Die vorgeschlagene Rentenerhöhung und die vorgeschlagene Erweiterung des Kreises der Rentenberechtigten ergeben folgende Verpflichtungen. ln der amerikanischen Zone sind für die Rentenerhöhung im Lande Bayern 11 Millionen D-Mark, in Hessen 5 Millionen, in WürttembergBaden 5 Millionen und in Bremen 0,5 Millionen, in der britischen Zone in Nordrhein-Westfalen 15 Millionen und in Schleswig-Holstein 5 Millionen notwendig. Darüber hinaus werden Finanzanforderungen notwendig für die Rentenerweiterung, also für die Einbeziehung der Witwen: im Lande Hamburg 6,4 Millionen, im Lande Niedersachsen 17,8 Millionen und im Lande Schleswig-Holstein 14 Millionen D-Mark. Diese Beträge, die ich Ihnen eben genannt habe, sind Jahresbeträge, die, wenn Sie das vorliegende Gesetz verabschieden, in der Zukunft nach dem 1. April die Bundeskasse belasten. Insgesamt beträgt diese Mehrbelastung für das Jahr 80 Millionen D-Mark, von denen bis zum 1. April die Länder den vierten Teil, das heißt rund 20 Millionen D-Mark aufzubringen haben. Wir wissen sehr wohl, daß einige Länder, wie beispielsweise Schleswig-Holstein, vielleicht auch andere, ungeheure Schwierigkeiten in der Beschaffung dieser Gelder haben. Das Kabinett hat deshalb den Finanzminister angewiesen, dafür zu sorgen, daß diese Gelder auch für die Zeit bis zum 1. April auf jeden Fall zur Verfügung gestellt werden. Soweit sie die Länder nicht zur Verfügung stellen können, müssen irgendwie Bundesmittel dafür in Anspruch genommen werden.

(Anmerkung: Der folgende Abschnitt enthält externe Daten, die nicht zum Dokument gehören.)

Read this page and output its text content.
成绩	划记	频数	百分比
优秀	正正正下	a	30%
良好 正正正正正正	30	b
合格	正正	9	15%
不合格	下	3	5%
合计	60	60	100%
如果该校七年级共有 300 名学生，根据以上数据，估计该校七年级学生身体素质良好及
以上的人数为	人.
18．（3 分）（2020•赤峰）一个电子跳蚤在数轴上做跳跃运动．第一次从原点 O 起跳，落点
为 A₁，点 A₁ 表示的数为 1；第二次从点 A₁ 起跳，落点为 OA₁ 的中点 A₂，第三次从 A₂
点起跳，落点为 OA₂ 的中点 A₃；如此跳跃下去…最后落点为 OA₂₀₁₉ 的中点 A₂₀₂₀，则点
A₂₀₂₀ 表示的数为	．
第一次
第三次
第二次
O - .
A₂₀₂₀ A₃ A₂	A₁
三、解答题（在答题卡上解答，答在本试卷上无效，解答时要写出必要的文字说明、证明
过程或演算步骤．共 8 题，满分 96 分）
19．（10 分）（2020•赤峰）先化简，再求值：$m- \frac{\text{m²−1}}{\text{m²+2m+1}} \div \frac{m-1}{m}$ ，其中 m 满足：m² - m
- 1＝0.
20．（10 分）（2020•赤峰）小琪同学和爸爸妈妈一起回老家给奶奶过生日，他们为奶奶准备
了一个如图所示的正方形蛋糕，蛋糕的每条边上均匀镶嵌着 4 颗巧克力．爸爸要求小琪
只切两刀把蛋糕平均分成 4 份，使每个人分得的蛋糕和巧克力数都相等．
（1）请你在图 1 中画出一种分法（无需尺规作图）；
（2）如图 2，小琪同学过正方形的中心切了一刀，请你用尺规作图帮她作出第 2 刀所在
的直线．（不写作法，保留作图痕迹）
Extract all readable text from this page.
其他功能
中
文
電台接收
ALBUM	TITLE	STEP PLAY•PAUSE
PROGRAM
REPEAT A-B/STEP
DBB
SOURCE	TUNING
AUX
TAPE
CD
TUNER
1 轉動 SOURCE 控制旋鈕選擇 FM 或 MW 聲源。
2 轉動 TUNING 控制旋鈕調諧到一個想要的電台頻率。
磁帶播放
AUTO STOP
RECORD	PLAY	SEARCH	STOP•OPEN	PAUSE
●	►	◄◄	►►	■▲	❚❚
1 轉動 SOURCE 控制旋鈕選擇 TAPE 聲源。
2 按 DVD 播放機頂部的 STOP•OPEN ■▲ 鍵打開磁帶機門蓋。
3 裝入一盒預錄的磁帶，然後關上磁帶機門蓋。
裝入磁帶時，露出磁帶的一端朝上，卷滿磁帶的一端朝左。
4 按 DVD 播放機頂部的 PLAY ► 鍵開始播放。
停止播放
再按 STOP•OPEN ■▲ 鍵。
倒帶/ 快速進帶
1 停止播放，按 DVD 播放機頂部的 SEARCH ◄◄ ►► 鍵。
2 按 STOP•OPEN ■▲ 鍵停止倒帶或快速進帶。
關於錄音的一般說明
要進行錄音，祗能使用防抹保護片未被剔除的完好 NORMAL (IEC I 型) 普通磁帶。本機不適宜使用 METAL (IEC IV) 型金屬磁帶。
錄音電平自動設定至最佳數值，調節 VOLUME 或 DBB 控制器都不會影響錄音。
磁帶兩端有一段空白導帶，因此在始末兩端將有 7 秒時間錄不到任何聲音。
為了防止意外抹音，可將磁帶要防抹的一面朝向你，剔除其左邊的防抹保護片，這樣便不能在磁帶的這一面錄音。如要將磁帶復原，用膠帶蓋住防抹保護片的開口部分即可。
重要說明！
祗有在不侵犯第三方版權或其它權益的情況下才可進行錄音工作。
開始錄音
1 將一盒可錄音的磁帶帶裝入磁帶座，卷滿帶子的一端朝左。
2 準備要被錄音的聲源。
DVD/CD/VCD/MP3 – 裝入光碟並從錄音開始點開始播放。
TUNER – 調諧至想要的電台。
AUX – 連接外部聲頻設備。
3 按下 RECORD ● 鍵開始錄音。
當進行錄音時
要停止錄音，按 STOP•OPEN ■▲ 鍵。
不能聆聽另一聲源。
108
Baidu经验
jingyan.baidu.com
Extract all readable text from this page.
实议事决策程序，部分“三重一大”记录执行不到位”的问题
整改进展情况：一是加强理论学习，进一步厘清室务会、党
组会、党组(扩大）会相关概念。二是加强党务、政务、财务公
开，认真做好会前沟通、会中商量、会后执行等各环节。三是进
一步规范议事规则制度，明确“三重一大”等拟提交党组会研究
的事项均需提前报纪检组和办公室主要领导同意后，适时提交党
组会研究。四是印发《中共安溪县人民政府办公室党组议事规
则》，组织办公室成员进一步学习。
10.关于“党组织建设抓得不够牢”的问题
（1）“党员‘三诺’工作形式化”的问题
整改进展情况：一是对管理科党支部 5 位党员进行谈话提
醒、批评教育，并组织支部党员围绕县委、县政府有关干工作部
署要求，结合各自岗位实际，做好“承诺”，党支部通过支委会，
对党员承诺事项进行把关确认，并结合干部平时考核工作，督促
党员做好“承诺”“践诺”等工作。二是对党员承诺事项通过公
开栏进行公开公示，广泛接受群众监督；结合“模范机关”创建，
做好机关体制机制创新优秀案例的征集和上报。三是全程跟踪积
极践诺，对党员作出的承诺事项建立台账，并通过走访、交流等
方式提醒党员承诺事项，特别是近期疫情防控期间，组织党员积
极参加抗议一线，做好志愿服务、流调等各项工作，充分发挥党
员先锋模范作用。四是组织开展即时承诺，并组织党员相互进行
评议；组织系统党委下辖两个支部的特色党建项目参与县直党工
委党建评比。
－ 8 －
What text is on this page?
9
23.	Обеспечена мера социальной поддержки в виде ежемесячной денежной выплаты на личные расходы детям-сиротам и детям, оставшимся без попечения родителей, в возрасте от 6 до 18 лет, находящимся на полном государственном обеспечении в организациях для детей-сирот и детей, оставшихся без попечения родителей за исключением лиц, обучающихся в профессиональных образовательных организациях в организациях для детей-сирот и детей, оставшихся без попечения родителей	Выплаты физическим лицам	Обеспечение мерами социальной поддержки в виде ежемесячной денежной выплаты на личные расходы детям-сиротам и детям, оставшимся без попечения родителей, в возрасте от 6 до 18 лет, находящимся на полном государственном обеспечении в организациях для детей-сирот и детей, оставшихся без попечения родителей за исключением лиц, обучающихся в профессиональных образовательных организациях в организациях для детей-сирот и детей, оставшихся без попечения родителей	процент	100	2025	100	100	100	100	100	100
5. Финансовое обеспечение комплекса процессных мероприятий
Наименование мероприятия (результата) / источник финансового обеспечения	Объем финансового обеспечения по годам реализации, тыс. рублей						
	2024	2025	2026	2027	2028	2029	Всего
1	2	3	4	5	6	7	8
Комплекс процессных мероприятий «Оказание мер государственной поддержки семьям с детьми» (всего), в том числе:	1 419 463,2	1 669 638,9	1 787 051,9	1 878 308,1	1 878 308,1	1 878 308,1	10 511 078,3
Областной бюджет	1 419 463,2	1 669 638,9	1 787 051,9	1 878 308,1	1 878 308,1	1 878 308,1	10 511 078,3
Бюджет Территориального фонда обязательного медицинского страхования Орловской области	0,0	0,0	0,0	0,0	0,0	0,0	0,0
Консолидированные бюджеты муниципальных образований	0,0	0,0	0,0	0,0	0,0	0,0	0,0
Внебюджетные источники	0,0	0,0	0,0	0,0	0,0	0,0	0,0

Ich weiß sehr wohl, daß auch in diesem Hause sehr viele sind, die sagen: das, was hier vorgeschlagen wird, ist ja keine Regelung, die die Not in diesen Volkskreisen überwinden kann. Das weiß ich auch. Es ist nur so, daß wir bei allem, was wir hier beschließen, irgendwie eine finanzielle Fundierung haben müssen. Wenn nur dieses Kriegsbeschädigtenrecht, wie es das Übergangsgesetz vorsieht, aufrechterhalten bleibt, müssen wir im Jahre 1950 über 3 Milliarden D-Mark für diesen Zweck aufbringen. Ich bin mir vollkommen klar darüber, daß dieses Gesetz keine endgültige Bundesregelung darstellt, und ich würde Ihnen deshalb auch sehr dankbar sein, wenn Sie alle weitergehenden Ansprüche möglichst so weit zurückstellen würden, daß sie dann bei dem endgültigen Gesetz mit berücksichtigt werden können.
Es wird eine schwere Aufgabe sein, auch für die Bundesregierung selbst, sich darüber klar zu werden, wie groß der Geldbetrag ist„ den der Bund in der Zukunft für die Kriegsbeschädigten ausgeben kann. Sie wissen. daß die Finanzhoheit erst mit dem 1. April auf den Bund übergeht. Es ist deshalb notwendig, daß man vor der Behandlung des endgültigen Gesetzes zum mindesten einen Überblick darüber gewinnt, welche Summen im alleräußersten Fall für diesen Zweck aufgebracht werden können.
Ich bitte Sie also, diesen Gesetzentwurf als eine Übergangsregelung anzusehen, und ich bitte Sie gleichzeitig, die Verhandlungen so zu beschleunigen, daß die Kriegsbeschädigten in dem bescheidenen Rahmen, den wir ihnen heute anbieten können, recht bald in den Genuß der höheren Leistungen kommen.